Catheter Ablation -> Ventricular Arrhythmias -> Experimental methods D-AB08 - Ventricular Tachycardia Ablation: New Technology, Techniques and Insights (ID 30) Abstract

D-AB08-01 - Facilitated Epicardial Access By Means Of Intentional Coronary Vein Exit And Carbon Dioxide Insufflation During Ventricular Tachycardia Ablation: The Epi-Co2 Registry (ID 748)

Abstract

Background: Access to the epicardial substrate is often required during scar-related ventricular tachycardia (VT) ablation, either as first approach or following a previous endocardial failure. Epicardial ablation is however far from being a widespread technique due to the intrinsic complications associated with it.
Using intentional coronary vein exit and carbon dioxide insufflation to facilitate subxiphoid epicardial access for VT ablation was demonstrated to be safe and feasible in our initial single-centre experience.
Objective: This multicentre registry aimed to demonstrate the reproducibility and safety of this technique.
Methods: A branch of the coronary sinus was selected using a diagnostic coronary catheter inside a steerable sheath.
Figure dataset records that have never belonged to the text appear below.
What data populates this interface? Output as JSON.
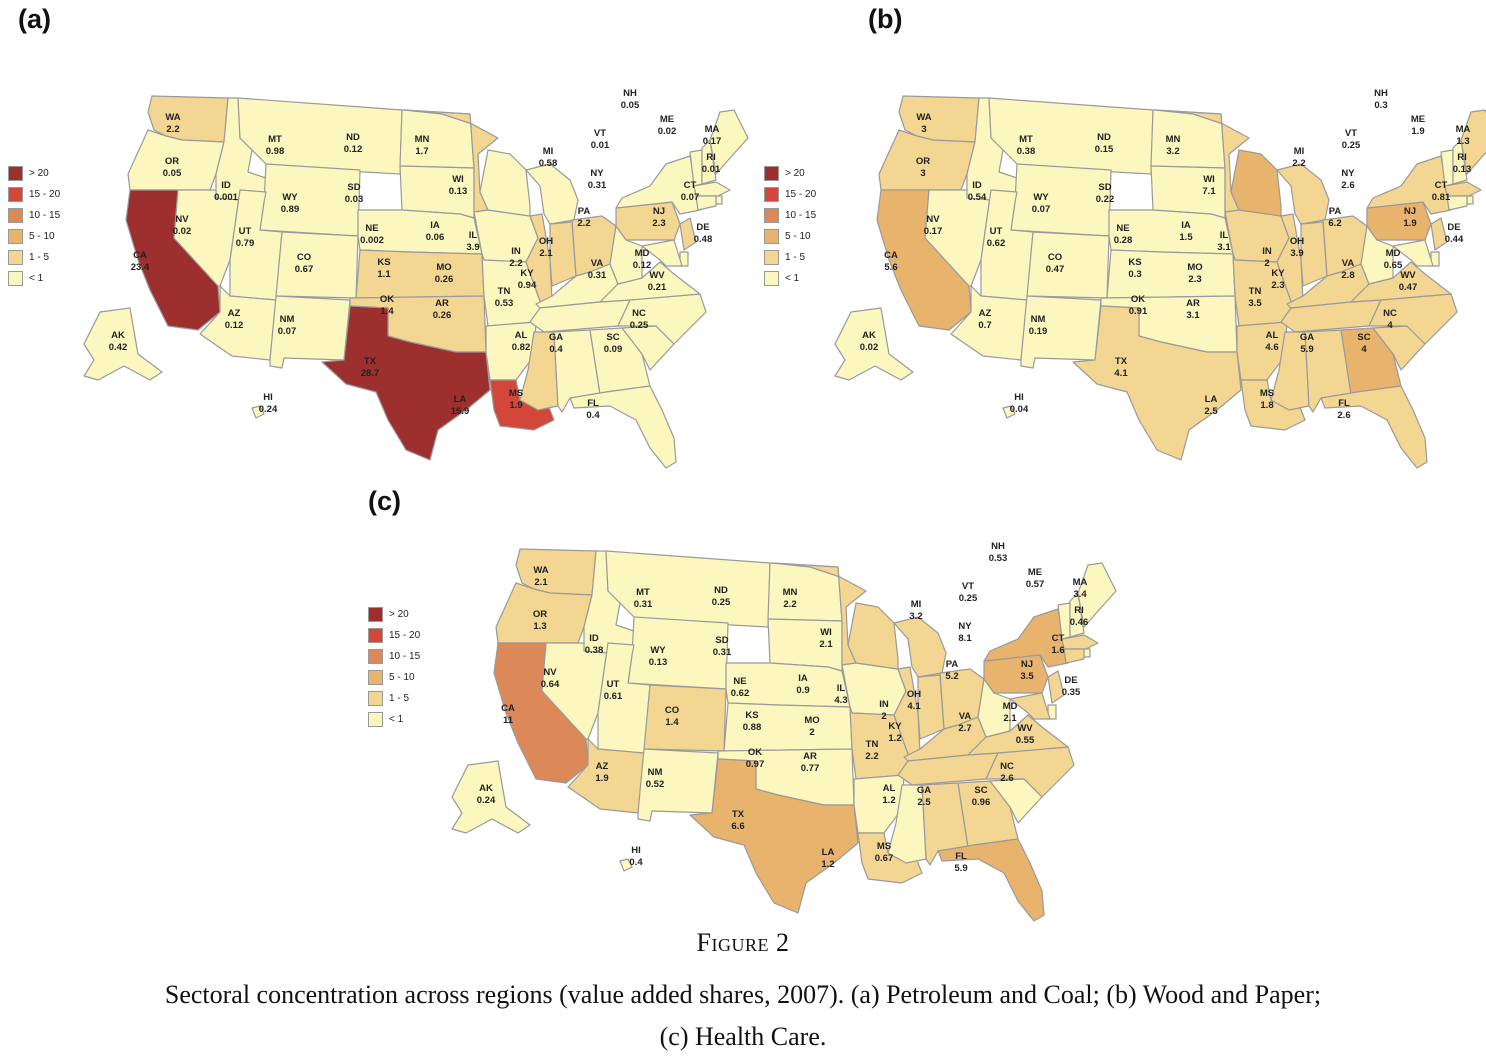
{
  "legend": {
    "bins": [
      {
        "label": "> 20",
        "color": "#9e2f2f"
      },
      {
        "label": "15 - 20",
        "color": "#d2473a"
      },
      {
        "label": "10 - 15",
        "color": "#dd8858"
      },
      {
        "label": "5 - 10",
        "color": "#e8b36c"
      },
      {
        "label": "1 - 5",
        "color": "#f2d692"
      },
      {
        "label": "< 1",
        "color": "#fbf7bf"
      }
    ]
  },
  "caption": {
    "title": "Figure 2",
    "line1": "Sectoral concentration across regions (value added shares, 2007). (a) Petroleum and Coal; (b) Wood and Paper;",
    "line2": "(c) Health Care."
  },
  "panels": [
    {
      "label": "(a)",
      "values": {
        "WA": "2.2",
        "OR": "0.05",
        "CA": "23.4",
        "ID": "0.001",
        "NV": "0.02",
        "MT": "0.98",
        "WY": "0.89",
        "UT": "0.79",
        "AZ": "0.12",
        "CO": "0.67",
        "NM": "0.07",
        "ND": "0.12",
        "SD": "0.03",
        "NE": "0.002",
        "KS": "1.1",
        "OK": "1.4",
        "TX": "28.7",
        "MN": "1.7",
        "IA": "0.06",
        "MO": "0.26",
        "AR": "0.26",
        "LA": "15.9",
        "WI": "0.13",
        "IL": "3.9",
        "MI": "0.58",
        "IN": "2.2",
        "OH": "2.1",
        "KY": "0.94",
        "TN": "0.53",
        "MS": "1.9",
        "AL": "0.82",
        "GA": "0.4",
        "FL": "0.4",
        "SC": "0.09",
        "NC": "0.25",
        "VA": "0.31",
        "WV": "0.21",
        "PA": "2.2",
        "NY": "0.31",
        "VT": "0.01",
        "NH": "0.05",
        "ME": "0.02",
        "MA": "0.17",
        "RI": "0.01",
        "CT": "0.07",
        "NJ": "2.3",
        "DE": "0.48",
        "MD": "0.12",
        "AK": "0.42",
        "HI": "0.24"
      }
    },
    {
      "label": "(b)",
      "values": {
        "WA": "3",
        "OR": "3",
        "CA": "5.6",
        "ID": "0.54",
        "NV": "0.17",
        "MT": "0.38",
        "WY": "0.07",
        "UT": "0.62",
        "AZ": "0.7",
        "CO": "0.47",
        "NM": "0.19",
        "ND": "0.15",
        "SD": "0.22",
        "NE": "0.28",
        "KS": "0.3",
        "OK": "0.91",
        "TX": "4.1",
        "MN": "3.2",
        "IA": "1.5",
        "MO": "2.3",
        "AR": "3.1",
        "LA": "2.5",
        "WI": "7.1",
        "IL": "3.1",
        "MI": "2.2",
        "IN": "2",
        "OH": "3.9",
        "KY": "2.3",
        "TN": "3.5",
        "MS": "1.8",
        "AL": "4.6",
        "GA": "5.9",
        "FL": "2.6",
        "SC": "4",
        "NC": "4",
        "VA": "2.8",
        "WV": "0.47",
        "PA": "6.2",
        "NY": "2.6",
        "VT": "0.25",
        "NH": "0.3",
        "ME": "1.9",
        "MA": "1.3",
        "RI": "0.13",
        "CT": "0.81",
        "NJ": "1.9",
        "DE": "0.44",
        "MD": "0.65",
        "AK": "0.02",
        "HI": "0.04"
      }
    },
    {
      "label": "(c)",
      "values": {
        "WA": "2.1",
        "OR": "1.3",
        "CA": "11",
        "ID": "0.38",
        "NV": "0.64",
        "MT": "0.31",
        "WY": "0.13",
        "UT": "0.61",
        "AZ": "1.9",
        "CO": "1.4",
        "NM": "0.52",
        "ND": "0.25",
        "SD": "0.31",
        "NE": "0.62",
        "KS": "0.88",
        "OK": "0.97",
        "TX": "6.6",
        "MN": "2.2",
        "IA": "0.9",
        "MO": "2",
        "AR": "0.77",
        "LA": "1.2",
        "WI": "2.1",
        "IL": "4.3",
        "MI": "3.2",
        "IN": "2",
        "OH": "4.1",
        "KY": "1.2",
        "TN": "2.2",
        "MS": "0.67",
        "AL": "1.2",
        "GA": "2.5",
        "FL": "5.9",
        "SC": "0.96",
        "NC": "2.6",
        "VA": "2.7",
        "WV": "0.55",
        "PA": "5.2",
        "NY": "8.1",
        "VT": "0.25",
        "NH": "0.53",
        "ME": "0.57",
        "MA": "3.4",
        "RI": "0.46",
        "CT": "1.6",
        "NJ": "3.5",
        "DE": "0.35",
        "MD": "2.1",
        "AK": "0.24",
        "HI": "0.4"
      }
    }
  ]
}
Intentional perforation by means of a high tip load angioplasty wire was then performed at the distal portion of the branch. A microcatheter was then passed over the wire into the pericardial space, allowing up to 200 ml of pericardial CO2 insufflation. This allowed direct visualization of the anterior pericardial space and facilitated subxiphoid puncture.
Results: From January 2016 to November 2019, 98 consecutive patients undergoing epicardial access by means of this technique in any of the 16 participant centres were included in the registry. 21 different practitioners performed at least 1 procedure as first operator.
Intentional coronary vein exit was achieved in all but 1 patient, whose coronary sinus did not communicate with the right atrium. Significant pericardial adhesions were confirmed in 2 patients with previous epicardial ablation and therefore CO2 was not insufflated.
Significant bleeding (greater than 80 cc) due to coronary vein exit occurred in 4 patients in whom the branch had been perforated too proximally (N 2) or had been previously heparinized (N 2). Protamine administration was required in one of the latter cases, whilst bleeding spontaneously stopped in the remaining cases. There were no other epicardial access complications.
Conclusion: This multicentre registry confirms the safety and reproducibility of coronary vein exit and carbon dioxide insufflation to facilitate subxiphoid pericardial access.